Other tests were carried out at the Centre d’Etude de Gramat in France in 1992 on behalf of the Germany Federal Ministry of Environment, Nature Protection and Nuclear Safety (BMU) (Lange et al,, 1994), These tests involved shaped charges directed at a CASTOR cask (type CASTOR lla, the cask was one third of the regular length) filled with nine fuel element dummies with depleted uranium. The fuel rods were pressurized to 40 bars to simulate fuel burn-up, but the cask interior was at atmospheric pressure or at reduced pressure of 0.8 bar. The shaped charge perforated the cask and penetrated fuel elements. This damaged the fuel and resulted in the release of fuel particles from the cask.

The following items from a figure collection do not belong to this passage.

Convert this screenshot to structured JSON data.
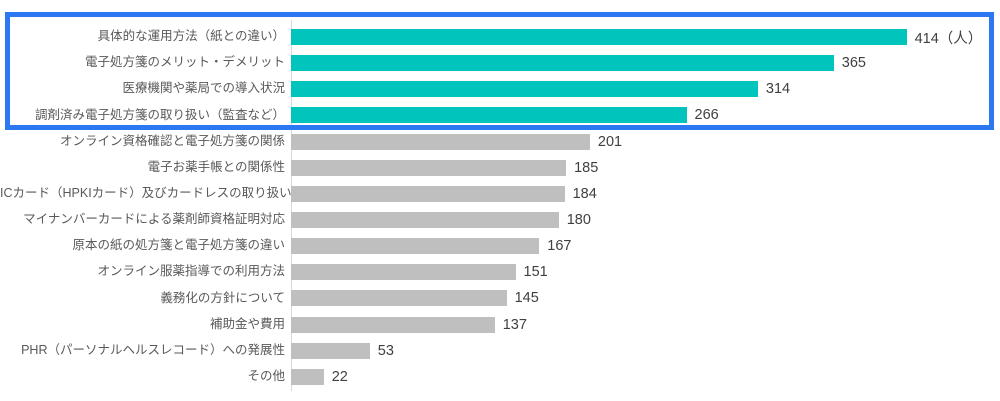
{
  "chart_data": {
    "type": "bar",
    "orientation": "horizontal",
    "title": "",
    "xlabel": "",
    "ylabel": "",
    "xlim": [
      0,
      470
    ],
    "grid": false,
    "legend_position": "none",
    "unit_note": "（人）",
    "categories": [
      "具体的な運用方法（紙との違い）",
      "電子処方箋のメリット・デメリット",
      "医療機関や薬局での導入状況",
      "調剤済み電子処方箋の取り扱い（監査など）",
      "オンライン資格確認と電子処方箋の関係",
      "電子お薬手帳との関係性",
      "ICカード（HPKIカード）及びカードレスの取り扱い",
      "マイナンバーカードによる薬剤師資格証明対応",
      "原本の紙の処方箋と電子処方箋の違い",
      "オンライン服薬指導での利用方法",
      "義務化の方針について",
      "補助金や費用",
      "PHR（パーソナルヘルスレコード）への発展性",
      "その他"
    ],
    "values": [
      414,
      365,
      314,
      266,
      201,
      185,
      184,
      180,
      167,
      151,
      145,
      137,
      53,
      22
    ],
    "value_labels": [
      "414（人）",
      "365",
      "314",
      "266",
      "201",
      "185",
      "184",
      "180",
      "167",
      "151",
      "145",
      "137",
      "53",
      "22"
    ],
    "highlighted_rows": 4,
    "colors": {
      "highlight_bar": "#01C4BC",
      "default_bar": "#BFBFBF",
      "highlight_box_border": "#2C78F2",
      "label_text": "#595959",
      "value_text": "#404040",
      "axis_line": "#D9D9D9",
      "background": "#FFFFFF"
    }
  }
}
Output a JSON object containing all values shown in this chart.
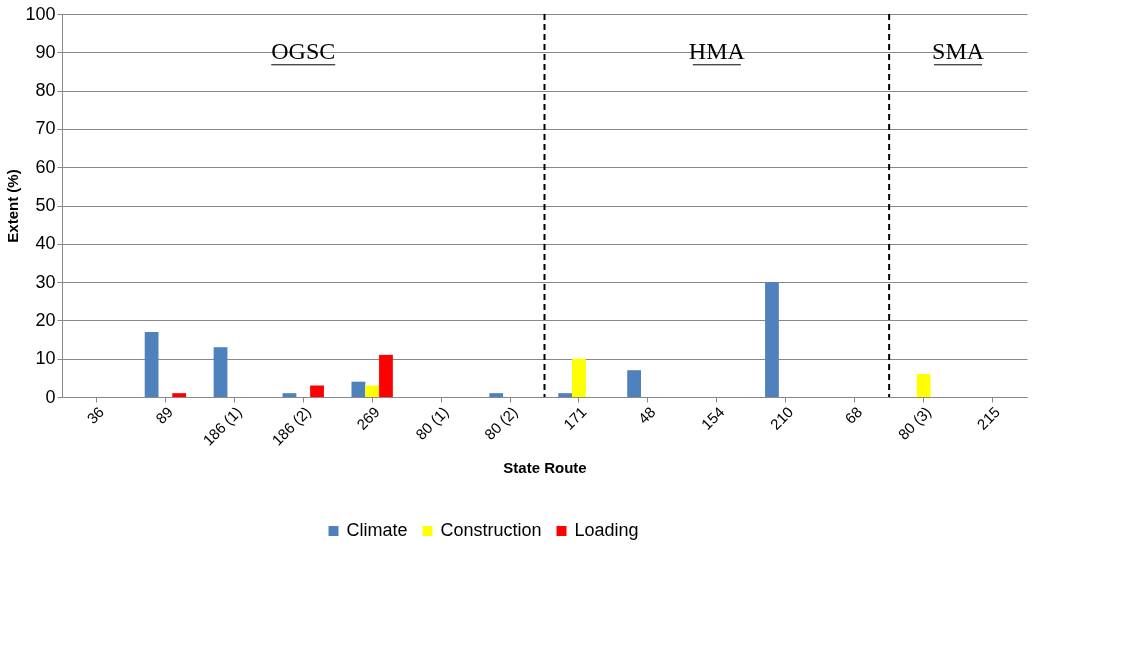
{
  "chart_data": {
    "type": "bar",
    "xlabel": "State Route",
    "ylabel": "Extent (%)",
    "categories": [
      "36",
      "89",
      "186 (1)",
      "186 (2)",
      "269",
      "80 (1)",
      "80 (2)",
      "171",
      "48",
      "154",
      "210",
      "68",
      "80 (3)",
      "215"
    ],
    "series": [
      {
        "name": "Climate",
        "color": "#4f81bd",
        "values": [
          0,
          17,
          13,
          1,
          4,
          0,
          1,
          1,
          7,
          0,
          30,
          0,
          0,
          0
        ]
      },
      {
        "name": "Construction",
        "color": "#ffff00",
        "values": [
          0,
          0,
          0,
          0,
          3,
          0,
          0,
          10,
          0,
          0,
          0,
          0,
          6,
          0
        ]
      },
      {
        "name": "Loading",
        "color": "#ff0000",
        "values": [
          0,
          1,
          0,
          3,
          11,
          0,
          0,
          0,
          0,
          0,
          0,
          0,
          0,
          0
        ]
      }
    ],
    "ylim": [
      0,
      100
    ],
    "yticks": [
      0,
      10,
      20,
      30,
      40,
      50,
      60,
      70,
      80,
      90,
      100
    ],
    "grid": "y",
    "legend": "bottom",
    "annotations": [
      "OGSC",
      "HMA",
      "SMA"
    ]
  }
}
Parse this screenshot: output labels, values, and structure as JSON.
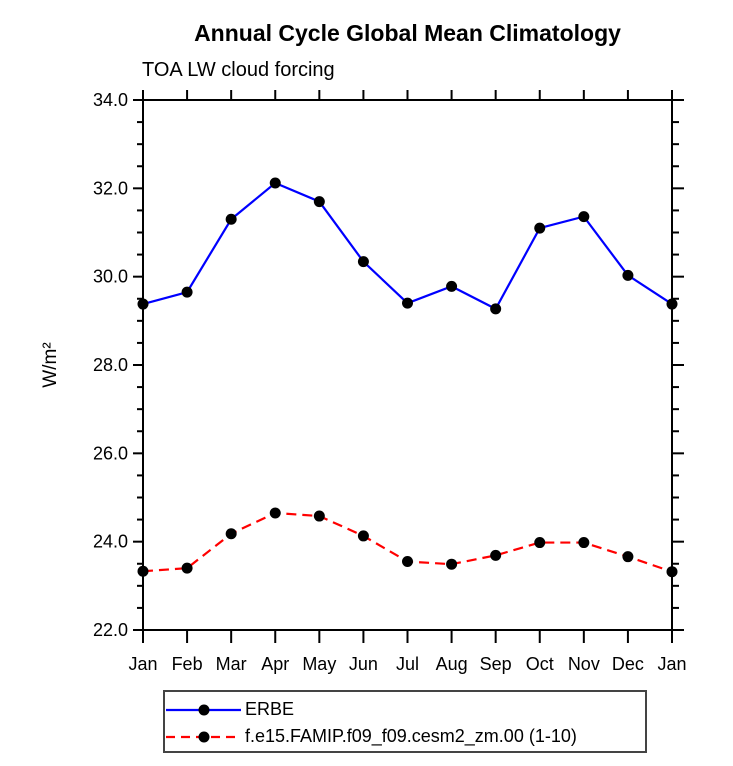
{
  "page": {
    "background": "#ffffff"
  },
  "chart_data": {
    "type": "line",
    "title": "Annual Cycle Global Mean Climatology",
    "subtitle": "TOA LW cloud forcing",
    "ylabel": "W/m²",
    "x_categories": [
      "Jan",
      "Feb",
      "Mar",
      "Apr",
      "May",
      "Jun",
      "Jul",
      "Aug",
      "Sep",
      "Oct",
      "Nov",
      "Dec",
      "Jan"
    ],
    "ylim": [
      22.0,
      34.0
    ],
    "yticks": [
      22.0,
      24.0,
      26.0,
      28.0,
      30.0,
      32.0,
      34.0
    ],
    "ytick_labels": [
      "22.0",
      "24.0",
      "26.0",
      "28.0",
      "30.0",
      "32.0",
      "34.0"
    ],
    "minor_tick_step": 0.5,
    "grid": false,
    "legend_position": "bottom",
    "axis_color": "#000000",
    "marker": "filled-circle",
    "marker_color": "#000000",
    "series": [
      {
        "name": "ERBE",
        "color": "#0000ff",
        "style": "solid",
        "values": [
          29.38,
          29.65,
          31.3,
          32.12,
          31.7,
          30.34,
          29.4,
          29.78,
          29.27,
          31.1,
          31.36,
          30.03,
          29.38
        ]
      },
      {
        "name": "f.e15.FAMIP.f09_f09.cesm2_zm.00 (1-10)",
        "color": "#ff0000",
        "style": "dashed",
        "values": [
          23.33,
          23.4,
          24.18,
          24.65,
          24.58,
          24.13,
          23.55,
          23.49,
          23.69,
          23.98,
          23.98,
          23.66,
          23.32
        ]
      }
    ]
  }
}
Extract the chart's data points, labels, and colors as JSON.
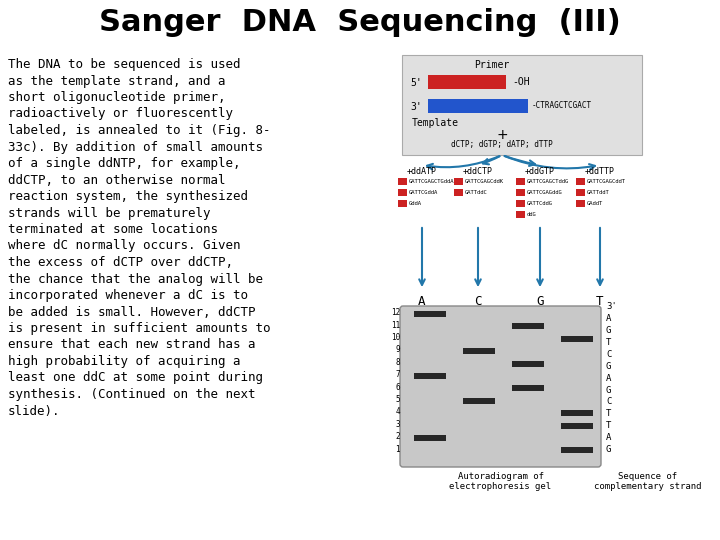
{
  "title": "Sanger  DNA  Sequencing  (III)",
  "title_fontsize": 22,
  "title_font": "DejaVu Sans",
  "body_text": "The DNA to be sequenced is used\nas the template strand, and a\nshort oligonucleotide primer,\nradioactively or fluorescently\nlabeled, is annealed to it (Fig. 8-\n33c). By addition of small amounts\nof a single ddNTP, for example,\nddCTP, to an otherwise normal\nreaction system, the synthesized\nstrands will be prematurely\nterminated at some locations\nwhere dC normally occurs. Given\nthe excess of dCTP over ddCTP,\nthe chance that the analog will be\nincorporated whenever a dC is to\nbe added is small. However, ddCTP\nis present in sufficient amounts to\nensure that each new strand has a\nhigh probability of acquiring a\nleast one ddC at some point during\nsynthesis. (Continued on the next\nslide).",
  "body_font": "monospace",
  "body_fontsize": 9.0,
  "bg_color": "#ffffff",
  "primer_color": "#cc2222",
  "template_color": "#2255cc",
  "arrow_color": "#2277aa",
  "red_box_color": "#cc2222",
  "lane_labels": [
    "A",
    "C",
    "G",
    "T"
  ],
  "autorad_label": "Autoradiogram of\nelectrophoresis gel",
  "seq_strand_label": "Sequence of\ncomplementary strand",
  "reaction_labels": [
    "+ddATP",
    "+ddCTP",
    "+ddGTP",
    "+ddTTP"
  ],
  "num_labels": [
    "12",
    "11",
    "10",
    "9",
    "8",
    "7",
    "6",
    "5",
    "4",
    "3",
    "2",
    "1"
  ],
  "seq_chars": [
    "3'",
    "A",
    "G",
    "T",
    "C",
    "G",
    "A",
    "G",
    "C",
    "T",
    "T",
    "A",
    "G"
  ],
  "strand_data": [
    [
      "GATTCGAGCTGddA",
      "GATTCGddA",
      "GddA"
    ],
    [
      "GATTCGAGCddK",
      "GATTddC"
    ],
    [
      "GATTCGAGCTddG",
      "GATTCGAGddG",
      "GATTCddG",
      "ddG"
    ],
    [
      "GATTCGAGCddT",
      "GATTddT",
      "GAddT"
    ]
  ],
  "band_data": [
    [
      0,
      12
    ],
    [
      0,
      7
    ],
    [
      0,
      2
    ],
    [
      1,
      9
    ],
    [
      1,
      5
    ],
    [
      2,
      11
    ],
    [
      2,
      8
    ],
    [
      2,
      6
    ],
    [
      3,
      10
    ],
    [
      3,
      4
    ],
    [
      3,
      3
    ],
    [
      3,
      1
    ]
  ]
}
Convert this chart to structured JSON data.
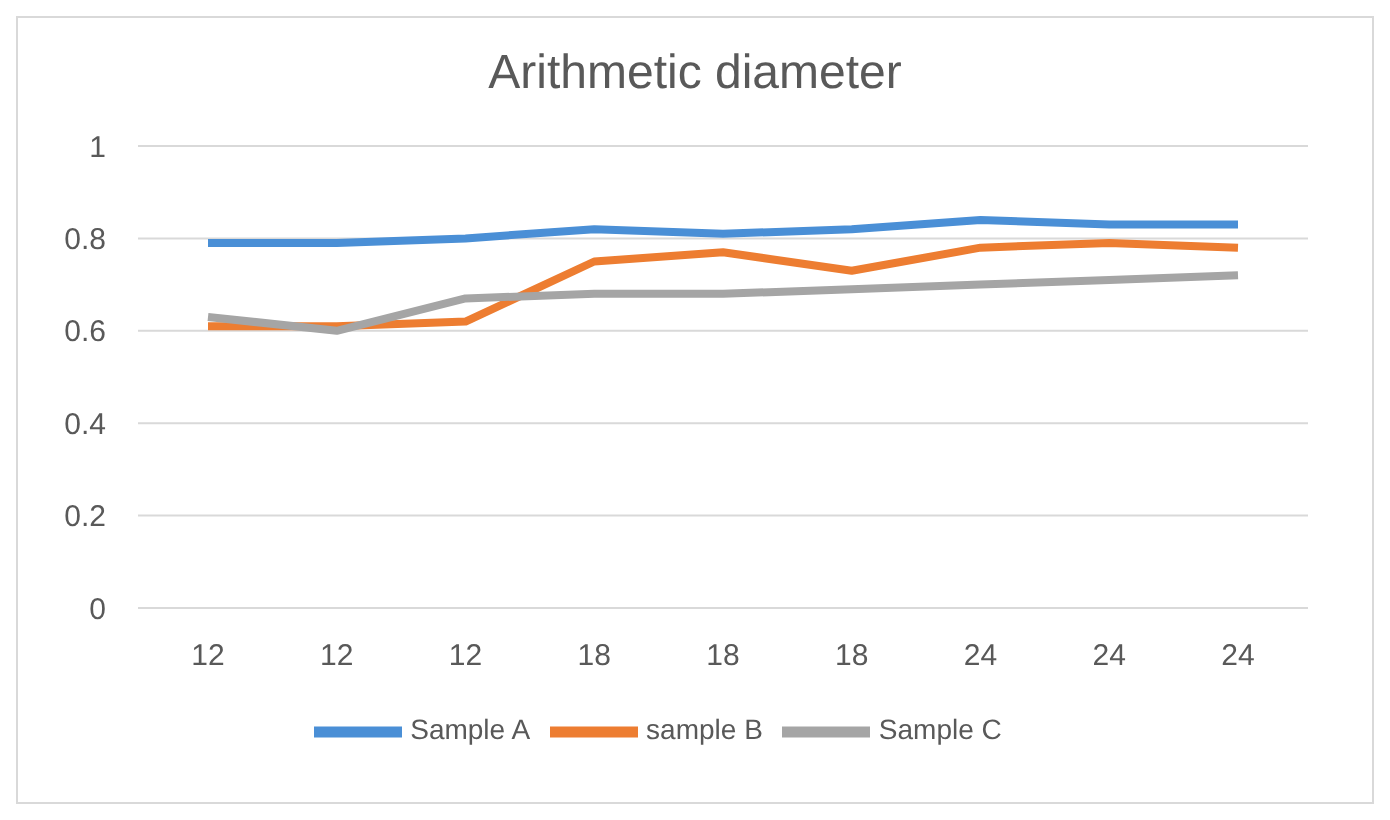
{
  "chart_data": {
    "type": "line",
    "title": "Arithmetic diameter",
    "categories": [
      "12",
      "12",
      "12",
      "18",
      "18",
      "18",
      "24",
      "24",
      "24"
    ],
    "series": [
      {
        "name": "Sample A",
        "color": "#4a8fd6",
        "values": [
          0.79,
          0.79,
          0.8,
          0.82,
          0.81,
          0.82,
          0.84,
          0.83,
          0.83
        ]
      },
      {
        "name": "sample B",
        "color": "#ed7d31",
        "values": [
          0.61,
          0.61,
          0.62,
          0.75,
          0.77,
          0.73,
          0.78,
          0.79,
          0.78
        ]
      },
      {
        "name": "Sample C",
        "color": "#a5a5a5",
        "values": [
          0.63,
          0.6,
          0.67,
          0.68,
          0.68,
          0.69,
          0.7,
          0.71,
          0.72
        ]
      }
    ],
    "ylim": [
      0,
      1
    ],
    "yticks": [
      0,
      0.2,
      0.4,
      0.6,
      0.8,
      1
    ],
    "grid": "y",
    "legend": "bottom",
    "marker": "none",
    "line_style": "solid"
  }
}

These particles were collected, and their particle size distribution was measured. About 1 gram of uranium was released in particles of less than 12.5-microns aerodynamic diameter, and 2.6 grams of uranium were released in particles with a size range between 12.5 and 100 microns. If the pressure inside the cask was reduced to 0.8 bar (to simulate the conditions during interim storage of spent fuel in Germany), the releases were reduced by two-thirds: 0.4 gram for particle sizes less than 12.5 microns and about 0.3 gram for particles between 12.5 and 100 microns.
In 1998, a demonstration was carried out at the Aberdeen Proving Ground in the United States using an anti-tank weapon on a CASTOR cask. The purpose of this demonstration was to show that a concrete jacket on the exterior of the cask could prevent perforation. The weapon was first fired at the cask without the jacket. It perforated the front wall of the cask. The concrete Jacket was effective in preventing perforation of the cask. Committee members saw a specimen of this cask at the GNB workshop (see FIGURE C.4).
Also in 1999, explosion of a liquid gas tank next to a cask was performed by the German BAM (Federal Office of Material Research and Testing) to study the effect of accidents involving fire or explosions in the vicinity of the cask during transportation or storage. The gas tank and the CASTOR cask were initially about 8 feet (2.5 meters) apart. Explosion of the tank generated a fire ball 330 to 500 feet (100 to 150 meters) in diameter. The explosion projected the cask 23 feet (7 meters) away and tilted it by 180 degrees, causing it to hit the ground on the lid side. Examination after the explosion showed no change in the containment properties of the lid system.